Take a look inside the artist’s studio: Camp guides the viewer around her workspace and offers insight into the intentions that drive her practice. Exploring themes of identity in her paintings, particularly within the Black community, live painting footage reveals a unique understanding of her emotive and intuitive approach to figuration.
Camp details the creation of and inspiration behind her paintings “Horsepower” and “Akea Seated.” Portraits of friends and fellow artists Fidelis Joseph and Akea Brionne Brown, the works are of the first Camp has painted from live sittings, a process she’s warmly adapted since welcoming a new community at Cranbrook. Viewers will learn about the objectives that contrive the grand and minute details within each piece.

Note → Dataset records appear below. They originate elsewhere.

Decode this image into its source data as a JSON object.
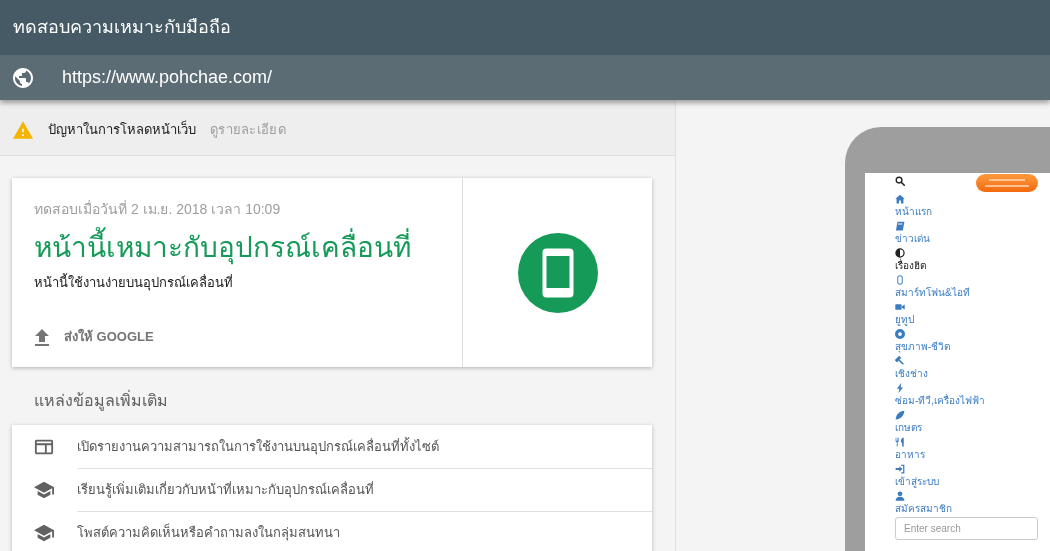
{
  "header": {
    "title": "ทดสอบความเหมาะกับมือถือ"
  },
  "url_bar": {
    "url": "https://www.pohchae.com/"
  },
  "warning": {
    "message": "ปัญหาในการโหลดหน้าเว็บ",
    "link": "ดูรายละเอียด"
  },
  "result_card": {
    "tested_at": "ทดสอบเมื่อวันที่ 2 เม.ย. 2018 เวลา 10:09",
    "headline": "หน้านี้เหมาะกับอุปกรณ์เคลื่อนที่",
    "description": "หน้านี้ใช้งานง่ายบนอุปกรณ์เคลื่อนที่",
    "action": "ส่งให้ GOOGLE"
  },
  "resources": {
    "heading": "แหล่งข้อมูลเพิ่มเติม",
    "items": [
      {
        "kind": "report",
        "label": "เปิดรายงานความสามารถในการใช้งานบนอุปกรณ์เคลื่อนที่ทั้งไซต์"
      },
      {
        "kind": "learn",
        "label": "เรียนรู้เพิ่มเติมเกี่ยวกับหน้าที่เหมาะกับอุปกรณ์เคลื่อนที่"
      },
      {
        "kind": "learn",
        "label": "โพสต์ความคิดเห็นหรือคำถามลงในกลุ่มสนทนา"
      }
    ]
  },
  "preview": {
    "menu": [
      {
        "kind": "home",
        "label": "หน้าแรก",
        "selected": false
      },
      {
        "kind": "news",
        "label": "ข่าวเด่น",
        "selected": false
      },
      {
        "kind": "trending",
        "label": "เรื่องฮิต",
        "selected": true
      },
      {
        "kind": "smartphone",
        "label": "สมาร์ทโฟน&ไอที",
        "selected": false
      },
      {
        "kind": "video",
        "label": "ยูทูป",
        "selected": false
      },
      {
        "kind": "health",
        "label": "สุขภาพ-ชีวิต",
        "selected": false
      },
      {
        "kind": "tools",
        "label": "เชิงช่าง",
        "selected": false
      },
      {
        "kind": "repair",
        "label": "ซ่อม-ทีวี,เครื่องไฟฟ้า",
        "selected": false
      },
      {
        "kind": "farm",
        "label": "เกษตร",
        "selected": false
      },
      {
        "kind": "food",
        "label": "อาหาร",
        "selected": false
      },
      {
        "kind": "login",
        "label": "เข้าสู่ระบบ",
        "selected": false
      },
      {
        "kind": "signup",
        "label": "สมัครสมาชิก",
        "selected": false
      }
    ],
    "search": {
      "placeholder": "Enter search"
    }
  }
}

Wrapping up, Camp considers her future goals as an artist, and reflects on her appreciation for the freedom that defines her creative path. Motivating Camp each day is the ambition to be honest, expressive and raw in a way that uplifts the Black community and resonates with herself and with her viewers.
“My work explores themes of identity, particularly within the Black community—Black women especially. I think it’s important to highlight us and the diversity of our everyday lives through this medium of oil paint which historically is something that has never allowed space for Black people or people of color.”
— Cydney Camp
“I find that there’s a lot of beauty in the moments where I can uplift my community and people who look like me.”
— Cydney Camp
About Cydney Camp
Cydney Camp (b. 1994, Detroit) is an artist whose oil paintings and drawings investigate the Black psyche and experience in America.
She lovingly deconstructs the figure to explore these complexities of contemporary life to depict Black, often femme, subjects existing in familiar yet alternative realities. Her subjects continually come together and fall apart. Their multitude of identities and modes of being probe a nonlinear lived experience in real time. Distorted perspectives, abstract compositional strategies, and a sensorial color palette forms dreamlike scenes that suggest an experience outside the exploitative extraction of the Black body that pervades our broader cultural ethos.